For Ashkenazim, the cantillation of these three books can look alien – a trōp system that doesn’t seem to follow what a trōp system should. Some Mizraḥi groups, like the Syrians of Aleppo, have preserved a system to chant the EMe”T books. But these systems use distinctly Mizraḥi terminology for many of the te’amim, and their musical forms often make use of quarter tones and other distinctions that can be confusing to the Ashkenazi ear, more acquainted with the European 12-tone musical tradition than the modal maqāmāt of the Islamic world.

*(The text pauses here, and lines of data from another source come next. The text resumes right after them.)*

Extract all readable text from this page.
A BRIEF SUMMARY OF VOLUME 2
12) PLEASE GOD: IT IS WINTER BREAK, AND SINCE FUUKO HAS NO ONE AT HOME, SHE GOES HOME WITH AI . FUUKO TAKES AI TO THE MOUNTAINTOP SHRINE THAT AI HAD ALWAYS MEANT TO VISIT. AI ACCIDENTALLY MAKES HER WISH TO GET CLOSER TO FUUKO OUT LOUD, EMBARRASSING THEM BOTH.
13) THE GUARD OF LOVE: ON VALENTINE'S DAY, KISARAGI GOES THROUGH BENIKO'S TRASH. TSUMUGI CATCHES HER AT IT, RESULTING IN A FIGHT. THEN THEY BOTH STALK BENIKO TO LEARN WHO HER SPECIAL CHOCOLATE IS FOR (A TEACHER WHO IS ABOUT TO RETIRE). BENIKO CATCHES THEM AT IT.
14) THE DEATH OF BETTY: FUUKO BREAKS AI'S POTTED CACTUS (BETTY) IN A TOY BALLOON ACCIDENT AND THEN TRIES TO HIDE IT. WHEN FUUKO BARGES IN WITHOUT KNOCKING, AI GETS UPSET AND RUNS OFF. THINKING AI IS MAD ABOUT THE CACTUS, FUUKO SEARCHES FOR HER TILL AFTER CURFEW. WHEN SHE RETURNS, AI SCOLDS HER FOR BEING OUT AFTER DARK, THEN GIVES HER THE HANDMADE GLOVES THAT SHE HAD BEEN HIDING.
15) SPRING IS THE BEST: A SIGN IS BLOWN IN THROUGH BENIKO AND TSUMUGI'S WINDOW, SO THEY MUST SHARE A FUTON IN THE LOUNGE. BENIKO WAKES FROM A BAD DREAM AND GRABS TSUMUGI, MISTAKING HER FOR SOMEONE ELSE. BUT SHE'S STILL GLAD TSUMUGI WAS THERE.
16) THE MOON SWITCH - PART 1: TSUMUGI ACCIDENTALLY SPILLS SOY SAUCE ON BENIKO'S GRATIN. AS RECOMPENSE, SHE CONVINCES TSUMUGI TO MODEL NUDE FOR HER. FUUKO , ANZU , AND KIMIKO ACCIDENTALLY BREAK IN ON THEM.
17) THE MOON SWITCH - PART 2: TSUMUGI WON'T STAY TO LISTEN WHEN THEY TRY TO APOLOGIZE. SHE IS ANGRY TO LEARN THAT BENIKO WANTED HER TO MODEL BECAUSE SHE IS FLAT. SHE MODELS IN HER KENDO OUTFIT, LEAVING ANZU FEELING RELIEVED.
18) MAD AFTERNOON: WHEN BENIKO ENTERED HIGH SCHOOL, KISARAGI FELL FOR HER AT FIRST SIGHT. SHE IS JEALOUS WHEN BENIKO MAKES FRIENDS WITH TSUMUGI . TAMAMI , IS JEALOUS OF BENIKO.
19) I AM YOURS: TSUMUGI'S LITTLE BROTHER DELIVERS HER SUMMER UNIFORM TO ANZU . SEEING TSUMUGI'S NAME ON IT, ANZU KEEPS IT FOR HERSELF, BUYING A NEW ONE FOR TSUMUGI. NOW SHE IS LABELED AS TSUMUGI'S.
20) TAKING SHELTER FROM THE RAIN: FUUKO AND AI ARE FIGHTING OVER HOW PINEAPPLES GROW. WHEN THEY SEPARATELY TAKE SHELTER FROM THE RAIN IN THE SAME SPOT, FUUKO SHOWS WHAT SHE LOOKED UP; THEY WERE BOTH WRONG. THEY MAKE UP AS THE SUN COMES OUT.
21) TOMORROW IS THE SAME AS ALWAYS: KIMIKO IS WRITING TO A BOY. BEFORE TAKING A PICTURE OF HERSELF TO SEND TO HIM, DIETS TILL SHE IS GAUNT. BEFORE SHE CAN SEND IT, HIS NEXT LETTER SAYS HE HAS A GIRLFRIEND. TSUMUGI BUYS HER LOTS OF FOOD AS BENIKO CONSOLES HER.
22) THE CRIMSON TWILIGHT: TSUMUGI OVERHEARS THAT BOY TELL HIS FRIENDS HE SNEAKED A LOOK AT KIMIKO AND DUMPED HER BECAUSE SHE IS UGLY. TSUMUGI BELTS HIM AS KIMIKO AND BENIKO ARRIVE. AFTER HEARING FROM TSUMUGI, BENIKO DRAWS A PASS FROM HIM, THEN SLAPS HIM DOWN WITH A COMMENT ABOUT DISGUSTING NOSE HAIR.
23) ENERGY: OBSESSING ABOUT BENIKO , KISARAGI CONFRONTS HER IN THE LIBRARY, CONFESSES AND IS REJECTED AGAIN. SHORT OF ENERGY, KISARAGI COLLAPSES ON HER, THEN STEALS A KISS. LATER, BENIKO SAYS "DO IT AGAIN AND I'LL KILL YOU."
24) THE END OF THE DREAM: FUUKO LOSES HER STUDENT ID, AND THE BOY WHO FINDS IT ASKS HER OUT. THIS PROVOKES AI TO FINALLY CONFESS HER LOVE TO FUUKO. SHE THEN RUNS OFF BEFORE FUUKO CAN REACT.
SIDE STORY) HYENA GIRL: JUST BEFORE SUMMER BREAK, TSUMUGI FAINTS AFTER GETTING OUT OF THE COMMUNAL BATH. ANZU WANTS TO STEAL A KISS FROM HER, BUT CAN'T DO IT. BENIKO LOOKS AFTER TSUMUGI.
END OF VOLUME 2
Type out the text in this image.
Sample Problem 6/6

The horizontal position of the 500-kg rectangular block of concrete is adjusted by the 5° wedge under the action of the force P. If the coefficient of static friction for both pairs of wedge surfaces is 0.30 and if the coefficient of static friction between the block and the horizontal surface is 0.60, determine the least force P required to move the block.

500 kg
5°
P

These three systems were developed as a cantillation system for the EMe”T books in an Ashkenazi style, meant to be more accessible for Ashkenazim than the Syrian systems. Some of the cantillation marks’ names were changed to make them sound more “Ashkenaz-ish” (for instance, the form ֗א֝א was renamed from “geresh mukdam” to “r’vi’i v’azla” as a parallel for the Ashkenazi 21-book form “kadma v’azla”). The tonality, though using distinctly modal sounds as does much Ashkenazi trōp, sticks to a 12-tone system, avoiding the quarter-tones and modal cadences unconventional to the European musical ear.

Because the EMe”T books are so distinct in meaning, three systems were developed for the three different books. Psalms, which plays a disproportionate role in our liturgy, is in a major key, paralleling the major key of Torah readings throughout Ashkenaz while adding a more celebratory tone befitting Psalms. Proverbs, a book of guidance and advice, is brief and minor, but not alienating, meant to be accessible and giving an air of understanding. And Job, which one could easily claim to be the most discomforting book of the entire Bible, is a lament, slow and mournful, going the furthest from standard tonality through half-tone distinctions, and incorporating melodic content from the High Holy Days (a time often associated with Job in days of old as well as today).

These systems could be used during public readings (perhaps of the creator’s calendrical systems for weekly or yearly psalms), or just used in personal study as a way to gain greater access to the grammatical nuances and complexities of these amazing books.